Last night I went to see a film about Mark Zuckerberg, the founder of Facebook. The Social Network was a fascinating study of a person without any ability at all to communicate or empathize with others. Of course, it is more than a little ironic that a person like this would understand so well how other people might like to connect.
Like many people in the computer and engineering field, this fellow was more than a little autistic, but no one seemed to recognize it or get him any sort of help because of his brilliance and the way he was entirely prickly and unpleasant to be around. I am sure he would rebuff anyone who dared to suggest there was something wrong with him. The film focuses in on this guy who is totally obsessed with his work on the computer for its own sake. For him, it isn't about money, but about the challenge he takes on.
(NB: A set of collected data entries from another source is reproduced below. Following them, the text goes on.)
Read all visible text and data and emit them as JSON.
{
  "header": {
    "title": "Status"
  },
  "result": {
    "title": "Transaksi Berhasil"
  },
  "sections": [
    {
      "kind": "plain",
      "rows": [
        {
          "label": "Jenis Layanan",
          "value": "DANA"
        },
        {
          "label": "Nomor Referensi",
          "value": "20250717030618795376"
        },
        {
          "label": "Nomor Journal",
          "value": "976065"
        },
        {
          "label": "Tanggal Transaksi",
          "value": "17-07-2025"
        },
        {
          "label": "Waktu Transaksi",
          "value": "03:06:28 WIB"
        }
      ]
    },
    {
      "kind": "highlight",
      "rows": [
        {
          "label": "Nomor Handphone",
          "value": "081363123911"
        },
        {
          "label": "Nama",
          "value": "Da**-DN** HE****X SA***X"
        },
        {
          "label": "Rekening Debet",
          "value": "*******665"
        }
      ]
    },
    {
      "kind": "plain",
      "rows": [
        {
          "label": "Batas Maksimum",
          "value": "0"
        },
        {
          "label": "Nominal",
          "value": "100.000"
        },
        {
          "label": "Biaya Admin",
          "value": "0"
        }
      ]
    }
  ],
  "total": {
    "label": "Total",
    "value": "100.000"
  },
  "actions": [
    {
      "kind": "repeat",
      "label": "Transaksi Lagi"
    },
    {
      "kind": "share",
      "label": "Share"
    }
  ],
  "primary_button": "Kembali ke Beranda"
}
And despite his cutting tongue, invariably homing in on the worst possible way of hurting each of the people he encounters, he doesn't seem capable of understanding what he has done wrong.
His isolation and his run ins with other people make a very interesting subject, a sad and tragic one,and you agree with the guy's young lawyer at the end of the film that although he is not such a bad guy, "[he is] trying very hard to be an asshole."
It is a wonder to me that the guy hasn't sued for libel, which tells me that the charges levied against him in the film of stealing the idea for Facebook brazenly from fellow Harvard students and screwing over everyone who ever tried to befriend and help him must be essentially true, even if the rest is fictional.
1 comment:
My daughter and some of her gang also saw it this weekend.. Interesting that this should be a better movie than most out of L. A. of late.